Si vos fruits sont déjà atteints, il est trop tard pour les sauver. Mais vous pouvez limiter la propagation et préparer l'année suivante.

Supprimez immédiatement tous les fruits malades

Ramassez tous les fruits pourris, qu'ils soient sur l'arbre ou tombés au sol. Brûlez-les ou jetez-les. Ne les laissez jamais en place. Chaque fruit malade produit des spores qui contaminent les fruits sains autour. En les supprimant rapidement, vous limitez l'extension de la maladie.

Récoltez les fruits sains avant qu'ils ne soient contaminés

Si la moniliose commence à se propager dans votre verger, récoltez les fruits sains dès qu'ils sont mûrs, même un peu avant complète maturité. Mieux vaut récolter un fruit légèrement ferme que de le perdre à cause de la moniliose quelques jours plus tard.

Préparez l'année suivante

En hiver, passez du temps à supprimer tous les fruits momifiés accrochés à l'arbre. Taillez et brûlez les rameaux desséchés. Ramassez les fruits tombés au sol. Ces gestes d'hygiène réduisent drastiquement le stock de spores pour l'année suivante. Avec une hygiène rigoureuse, vous pouvez casser le cycle de la maladie et retrouver un verger sain.

Les questions fréquentes sur la moniliose

Tous les fruits pourris sont-ils atteints de moniliose ? 

Non, d'autres champignons peuvent provoquer des pourritures. Le signe caractéristique de la moniliose, ce sont les cercles concentriques de coussinets blancs ou crème à la surface du fruit pourri. Sans ces coussinets, c'est probablement une autre pourriture.

Peut-on manger un fruit partiellement atteint de moniliose ?

Techniquement oui, si vous coupez la partie malade et consommez rapidement la partie saine. Mais en pratique, le goût est altéré et la chair ramollie. Mieux vaut jeter le fruit et récolter les fruits sains avant qu'ils ne soient contaminés.

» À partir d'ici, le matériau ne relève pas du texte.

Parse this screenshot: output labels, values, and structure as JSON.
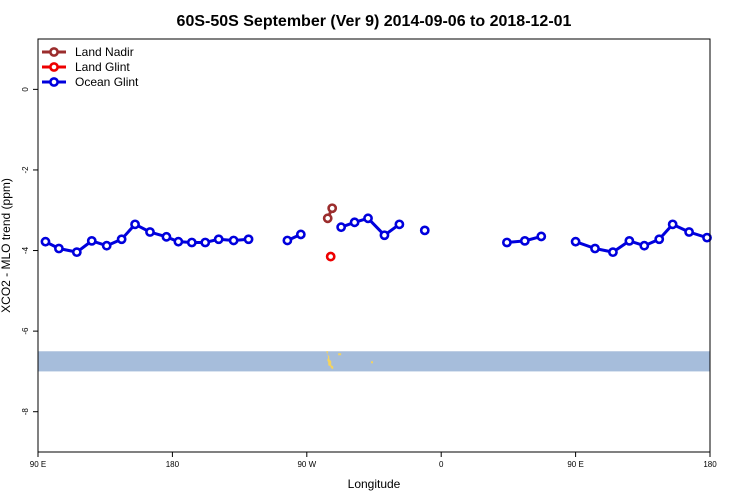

La moniliose se transmet-elle d'un arbre à l'autre ?

Oui, les spores se propagent par le vent et la pluie. Un arbre très touché peut contaminer les arbres voisins. C'est pour cette raison qu'il est crucial de supprimer systématiquement les fruits malades dans tout le verger, pas seulement sur un arbre.

Conclusion

La moniliose est une maladie frustrante, mais elle n'est pas une fatalité. Le secret pour la maîtriser tient en un mot : hygiène. Ramassez systématiquement tous les fruits malades dès leur apparition, supprimez les fruits momifiés en hiver, taillez les rameaux desséchés, et ne laissez jamais traîner un fruit pourri au sol. Ces gestes simples, répétés rigoureusement, suffisent à casser le cycle de la maladie.

La moniliose aime les vergers négligés, les fruits blessés, les arbres trop denses. Donnez-lui le moins de chances possible : taillez pour aérer, récoltez régulièrement, protégez vos fruits contre les blessures, et surtout, ne laissez jamais un fruit malade en place. Avec ces réflexes, vous garderez un verger sain et productif pendant des années.